63. Tag des 1288. Sommers Mein Bruder sitzt nun im Gefängnis und wird morgen gehängt. Die Anhörung war... grausam. So viel Hass ist ihm entgegen gesprungen. Ich konnte nur tatenlos ansehen, wie sie Ihn zur Schnecke gemacht haben. Die Beweise waren bestenfalls unzulänglich und die Zeugen waren gekauft. Mein armer Bruder. Es war alles meine Schuld. Ohne mich wäre er nie hierher
gekommen. Er hatte sogar darüber nachgedacht, hier in Styra sesshaft zu werden und eine Familie zu gründen und mit Freuden hätte ich ihm eine Anstellung in meiner Zimmerei angeboten. Doch dieser Traum ist nun geplatzt. Morgen werde ich keinen Bruder mehr haben. Man hat mir gestattet, mich heute von Ihm im Gefängnis zu verabschieden. Irgendjemand hat sogar dafür gesorgt, dass teurer Wein bereit steht.

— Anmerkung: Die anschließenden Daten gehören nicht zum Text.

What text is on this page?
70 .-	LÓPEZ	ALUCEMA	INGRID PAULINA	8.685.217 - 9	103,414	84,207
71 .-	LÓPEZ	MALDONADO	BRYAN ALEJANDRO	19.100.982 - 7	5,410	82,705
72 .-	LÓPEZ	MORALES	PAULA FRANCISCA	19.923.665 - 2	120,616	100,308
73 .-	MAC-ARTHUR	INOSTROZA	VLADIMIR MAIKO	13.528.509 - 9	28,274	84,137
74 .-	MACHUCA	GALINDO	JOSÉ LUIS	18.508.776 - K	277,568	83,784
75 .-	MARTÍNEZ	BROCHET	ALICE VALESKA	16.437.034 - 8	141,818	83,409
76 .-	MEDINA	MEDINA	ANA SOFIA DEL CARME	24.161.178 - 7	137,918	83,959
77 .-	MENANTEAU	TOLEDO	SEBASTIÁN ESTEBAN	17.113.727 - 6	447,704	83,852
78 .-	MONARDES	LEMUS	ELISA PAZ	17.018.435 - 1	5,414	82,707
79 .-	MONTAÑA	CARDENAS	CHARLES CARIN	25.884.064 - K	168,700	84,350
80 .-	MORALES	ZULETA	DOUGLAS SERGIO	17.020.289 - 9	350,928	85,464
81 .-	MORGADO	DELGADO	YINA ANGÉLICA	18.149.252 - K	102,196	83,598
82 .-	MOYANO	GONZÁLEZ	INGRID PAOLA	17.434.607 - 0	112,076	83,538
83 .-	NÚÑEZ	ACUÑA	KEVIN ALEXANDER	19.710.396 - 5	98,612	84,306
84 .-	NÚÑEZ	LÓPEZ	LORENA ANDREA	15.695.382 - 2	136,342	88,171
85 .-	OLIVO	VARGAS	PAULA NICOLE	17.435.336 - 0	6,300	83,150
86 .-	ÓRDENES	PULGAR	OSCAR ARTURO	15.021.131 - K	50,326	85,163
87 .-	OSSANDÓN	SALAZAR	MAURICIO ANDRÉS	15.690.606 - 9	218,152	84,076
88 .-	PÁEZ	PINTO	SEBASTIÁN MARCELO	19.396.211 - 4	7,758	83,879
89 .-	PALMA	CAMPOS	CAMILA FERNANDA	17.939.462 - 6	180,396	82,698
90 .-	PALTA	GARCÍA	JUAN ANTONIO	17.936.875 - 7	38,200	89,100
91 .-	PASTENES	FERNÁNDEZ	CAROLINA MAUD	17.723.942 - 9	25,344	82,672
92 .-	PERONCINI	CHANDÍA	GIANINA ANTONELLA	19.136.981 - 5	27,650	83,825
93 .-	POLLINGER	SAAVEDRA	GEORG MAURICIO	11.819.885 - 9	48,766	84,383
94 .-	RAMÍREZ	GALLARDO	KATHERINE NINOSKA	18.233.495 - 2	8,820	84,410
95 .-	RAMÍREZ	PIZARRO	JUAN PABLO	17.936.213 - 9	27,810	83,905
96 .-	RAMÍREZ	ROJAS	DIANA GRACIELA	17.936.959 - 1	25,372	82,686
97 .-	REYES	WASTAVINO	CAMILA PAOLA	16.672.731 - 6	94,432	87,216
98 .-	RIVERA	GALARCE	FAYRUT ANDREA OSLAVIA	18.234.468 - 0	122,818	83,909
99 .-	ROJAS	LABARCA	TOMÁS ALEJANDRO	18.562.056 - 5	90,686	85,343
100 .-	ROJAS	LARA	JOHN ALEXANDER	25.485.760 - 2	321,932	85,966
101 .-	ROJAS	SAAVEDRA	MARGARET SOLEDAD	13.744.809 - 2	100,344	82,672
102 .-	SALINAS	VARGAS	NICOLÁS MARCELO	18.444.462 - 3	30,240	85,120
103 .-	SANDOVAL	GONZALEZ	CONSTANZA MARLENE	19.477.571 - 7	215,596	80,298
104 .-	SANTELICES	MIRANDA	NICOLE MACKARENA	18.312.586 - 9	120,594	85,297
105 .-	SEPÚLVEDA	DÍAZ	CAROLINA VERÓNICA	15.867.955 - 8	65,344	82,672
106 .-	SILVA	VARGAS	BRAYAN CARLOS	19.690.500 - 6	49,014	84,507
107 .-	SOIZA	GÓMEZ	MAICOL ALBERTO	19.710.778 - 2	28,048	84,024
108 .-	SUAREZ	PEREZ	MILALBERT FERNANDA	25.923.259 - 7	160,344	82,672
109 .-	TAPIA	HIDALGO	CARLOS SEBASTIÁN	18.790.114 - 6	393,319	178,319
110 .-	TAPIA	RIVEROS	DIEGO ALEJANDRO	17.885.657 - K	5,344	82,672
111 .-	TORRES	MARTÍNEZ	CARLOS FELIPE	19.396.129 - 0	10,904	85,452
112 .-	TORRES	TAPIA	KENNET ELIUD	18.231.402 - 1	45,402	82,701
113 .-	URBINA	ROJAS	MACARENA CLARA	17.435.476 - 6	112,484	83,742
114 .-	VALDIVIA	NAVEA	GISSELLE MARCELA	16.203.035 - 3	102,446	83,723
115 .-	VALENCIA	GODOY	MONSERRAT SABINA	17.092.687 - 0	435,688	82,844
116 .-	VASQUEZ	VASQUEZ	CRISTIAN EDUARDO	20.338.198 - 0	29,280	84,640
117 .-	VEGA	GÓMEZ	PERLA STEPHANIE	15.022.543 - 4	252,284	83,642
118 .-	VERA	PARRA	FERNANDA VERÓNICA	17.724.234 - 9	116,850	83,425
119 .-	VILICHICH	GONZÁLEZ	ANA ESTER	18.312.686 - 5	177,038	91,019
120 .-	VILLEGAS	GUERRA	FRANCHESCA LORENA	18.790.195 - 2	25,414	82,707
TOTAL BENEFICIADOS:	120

64. Tag des 1288. Sommers Ich muss in dieses vermaledeite Tagebuch schreiben, um keinen Verdacht zu erregen. Die Frau meines Bruders.... meine Frau liegt gerade neben mir im Bett und schläft schon fast. Sie sieht wunderschön aus, wenn sie schläft. Mein geliebter kleiner Bruder... Ich habe gelesen, wie rührend du um mich gekämpft hast und nun hängst du an meiner statt. Diese Welt ist ungerecht.
Aber ich wollte leben und habe noch viel vor. Er braucht mich noch. Er ist noch nicht fertig mit mir. Er war es, der den Wein bereitgestellt hat, geliebter Bruder. Er war es, der diesen mit einer äußerst seltenen, magischen und verbotenen Tinktur versüßt hat. Nicht unbedingt er selbst, aber seine Leute, zu dem auch der Wachmann gehörte, der mich im Gefängnis bewachte und dich anschließend niedergeschlagen hat.
Nun bist du ich, und ich bin du. Erstaunlich, was man mit magischen Sachen alles tun kann. Nun sehe ich genauso aus, wie du. Dafür werde ich dir auf ewig danken, kleiner Bruder, auch wenn du wahrscheinlich etwas dagegen hattest. Ich hoffe, du wirst mir irgendwann verzeihen. Ich weiß, dass ich nie von hier hätte weggehen dürfen, doch nun ist es zu spät. Diese dunkle Welt da draussen hat mich wirklich verändert. Also verzeih mir bitte.
Diese Aufgabe war zu wichtig, um von persöhnlichen Gefühlen verhindert zu werden.
Nur er weiß, welch schreckliche Dinge auf uns zukommen werden.
Und nur ich kann mithelfen, diese Dinge aufzuhalten.
So, nun habe ich genug geschrieben. Deine Frau schläft nun tief und fest.
Ich werde dieses Buch verbrennen, sobald sich die passende Gelegenheit bietet.